The seventh State, Maryland was admitted to the Union, on 28 April 1788.

II

The second Maryland (Armored Cruiser No. 8) was laid down by the Newport News Shipbuilding & Dry Dock Co., Newport News, Va., on 7 October 1901; launched on 12 September 1903; sponsored by Miss Jennie Scott Waters; and commissioned on 18 April 1905, Capt. R. R. Ingersoll in command.

In October 1905, following shakedown, Maryland joined the Atlantic Fleet for operations along the east coast and in the Caribbean, where she took part in the 1906 winter maneuvers off Cuba. The next summer she conducted a training cruise for Massachusetts Naval Militiamen, and then readied for transfer to the Pacific.

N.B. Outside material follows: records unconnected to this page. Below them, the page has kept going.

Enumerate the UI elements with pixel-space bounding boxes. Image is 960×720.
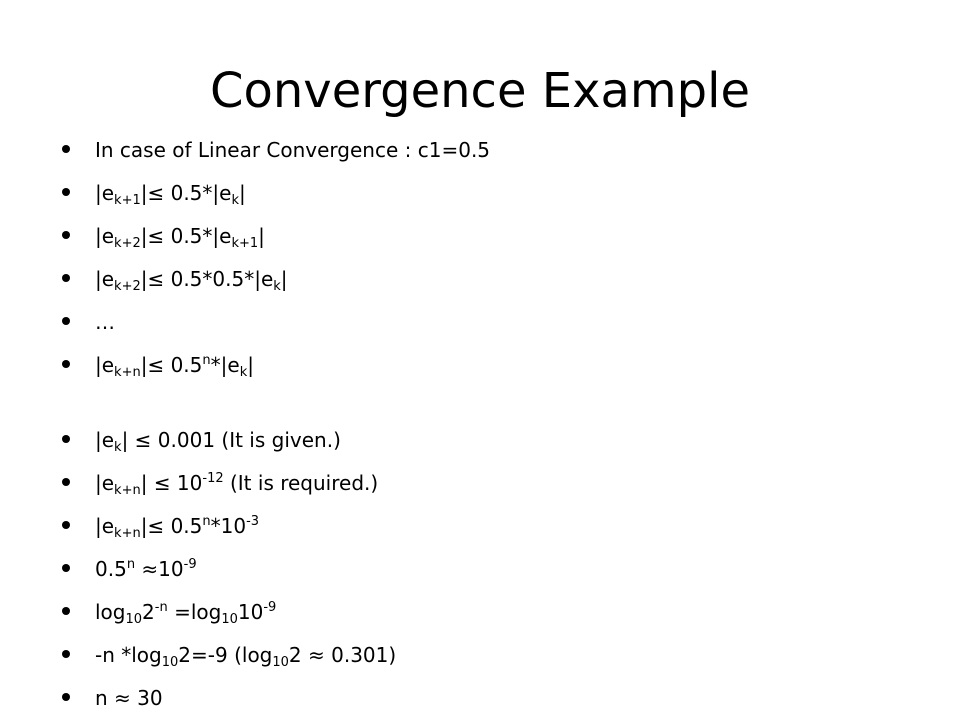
- text-run: *|e: [210, 353, 240, 377]
- bullet-text: [95, 508, 259, 544]
- text-run: |e: [95, 471, 115, 495]
- bullet-dot-icon: [62, 607, 70, 615]
- bullet-dot-icon: [62, 564, 70, 572]
- bullet-item: [62, 347, 922, 383]
- bullet-text: [95, 637, 396, 673]
- text-run: |e: [95, 514, 115, 538]
- subscript: k+1: [114, 193, 141, 208]
- text-run: 10: [237, 600, 264, 624]
- text-run: | ≤ 10: [140, 471, 203, 495]
- bullet-item: [62, 680, 922, 716]
- text-run: 2: [142, 600, 155, 624]
- bullet-dot-icon: [62, 521, 70, 529]
- subscript: k: [231, 193, 239, 208]
- slide-title: Convergence Example: [210, 63, 750, 119]
- text-run: |e: [95, 181, 115, 205]
- text-run: log: [95, 600, 126, 624]
- superscript: n: [126, 557, 136, 572]
- superscript: n: [202, 353, 211, 368]
- superscript: -9: [263, 600, 277, 615]
- subscript: k: [114, 440, 122, 455]
- bullet-item: [62, 508, 922, 544]
- subscript: k+1: [231, 236, 259, 251]
- bullet-text: [95, 218, 265, 254]
- bullet-dot-icon: [62, 188, 70, 196]
- text-run: |: [247, 353, 254, 377]
- bullet-dot-icon: [62, 693, 70, 701]
- bullet-item: [62, 175, 922, 211]
- bullet-item: [62, 465, 922, 501]
- text-run: | ≤ 0.001 (It is given.): [121, 428, 341, 452]
- text-run: In case of Linear Convergence : c1=0.5: [95, 138, 491, 162]
- text-run: |≤ 0.5*0.5*|e: [140, 267, 274, 291]
- subscript: 10: [272, 655, 289, 670]
- bullet-dot-icon: [62, 650, 70, 658]
- text-run: |≤ 0.5*|e: [140, 181, 232, 205]
- superscript: -9: [183, 557, 197, 572]
- bullet-item: [62, 637, 922, 673]
- text-run: *10: [210, 514, 247, 538]
- text-run: |: [258, 224, 265, 248]
- superscript: -12: [202, 471, 224, 486]
- text-run: |: [280, 267, 288, 291]
- text-run: |e: [95, 224, 115, 248]
- bullet-item: [62, 132, 922, 168]
- subscript: k+n: [114, 483, 141, 498]
- text-run: |e: [95, 428, 115, 452]
- bullet-dot-icon: [62, 478, 70, 486]
- text-run: 2 ≈ 0.301): [288, 643, 397, 667]
- bullet-item: [62, 594, 922, 630]
- bullet-text: [95, 132, 490, 168]
- bullet-text: [95, 304, 115, 340]
- bullet-text: [95, 347, 254, 383]
- bullet-item: [62, 304, 922, 340]
- text-run: |: [238, 181, 246, 205]
- bullet-dot-icon: [62, 360, 70, 368]
- subscript: 10: [161, 655, 179, 670]
- subscript: 10: [125, 612, 143, 627]
- subscript: k+2: [114, 236, 141, 251]
- text-run: (It is required.): [223, 471, 379, 495]
- bullet-text: [95, 594, 276, 630]
- text-run: |e: [95, 267, 115, 291]
- text-run: |≤ 0.5: [140, 353, 203, 377]
- text-run: n ≈ 30: [95, 686, 163, 710]
- text-run: |≤ 0.5*|e: [140, 224, 232, 248]
- bullet-dot-icon: [62, 435, 70, 443]
- superscript: -n: [154, 600, 168, 615]
- bullet-text: [95, 551, 197, 587]
- text-run: |≤ 0.5: [140, 514, 203, 538]
- text-run: -n *log: [95, 643, 162, 667]
- subscript: k: [273, 279, 281, 294]
- bullet-text: [95, 422, 341, 458]
- superscript: n: [202, 514, 211, 529]
- text-run: ≈10: [135, 557, 184, 581]
- bullet-text: [95, 175, 246, 211]
- text-run: 2=-9 (log: [178, 643, 273, 667]
- bullet-item: [62, 218, 922, 254]
- bullet-text: [95, 261, 288, 297]
- bullet-item: [62, 551, 922, 587]
- bullet-item: [62, 422, 922, 458]
- bullet-dot-icon: [62, 231, 70, 239]
- subscript: k: [239, 365, 248, 380]
- subscript: k+n: [114, 365, 141, 380]
- text-run: …: [95, 310, 115, 334]
- text-run: 0.5: [95, 557, 127, 581]
- superscript: -3: [246, 514, 260, 529]
- subscript: k+2: [114, 279, 141, 294]
- bullet-item: [62, 261, 922, 297]
- subscript: k+n: [114, 526, 141, 541]
- subscript: 10: [221, 612, 238, 627]
- text-run: =log: [167, 600, 222, 624]
- bullet-text: [95, 680, 163, 716]
- text-run: |e: [95, 353, 115, 377]
- bullet-text: [95, 465, 378, 501]
- bullet-dot-icon: [62, 145, 70, 153]
- bullet-dot-icon: [62, 317, 70, 325]
- bullet-dot-icon: [62, 274, 70, 282]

Departing Newport on 8 September 1906, she sailed, via San Francisco and Hawaii, for the Asiatic station where she remained until October 1907. She then returned to San Francisco and for the next decade she cruised throughout the Pacific, participating in survey missions to Alaska (1912 and 1913); carrying Secretary of State Knox to Tokyo for the funeral of Emperor Meiji Tenno (September 1912); steaming off the Central American coast to aid, if necessary, Americans endangered by political turmoil in Mexico and Nicaragua (1913, 1914, and 1916); and making numerous training cruises to Hawaii and the South‑Central Pacific.

When Congress declared war on Germany on 6 April 1917, the armored cruiser, renamed Frederick on 9 November 1916, steamed en route from Puget Sound to San Francisco. Taking on men and supplies at the latter port, she got underway for the Atlantic. From May 1917 through January 1918 she patrolled the southeastern Atlantic off the coast of South America. On 1 February she was assigned to escort duty in the North Atlantic and until the signing of the Armistice she convoyed troopships east of the 37th meridian. By 20 November she was attached to the Cruiser and Destroyer Force and before mid‑1919 had completed six round trips returning troops from France. Detached from that duty, she entered the Philadelphia Navy Yard, Pa., where she was briefly placed in reduced commission.

Frederick crossed the Atlantic again, carrying the U.S. Olympic Team to Antwerp, Belgium, as she conducted a naval reservist training cruise in July of 1920. At the end of that year she returned to the Pacific Fleet. Serving as flagship of the Train, Pacific Fleet, for the next year, she conducted only one lengthy cruise, to South America in March 1921. Operations off the west coast took up the remainder of her active duty career and on 14 February 1922 she decommissioned and entered the Reserve Fleet at Mare Island. She was stricken from the Naval Register on 13 November 1929 and sold on 11 February 1930.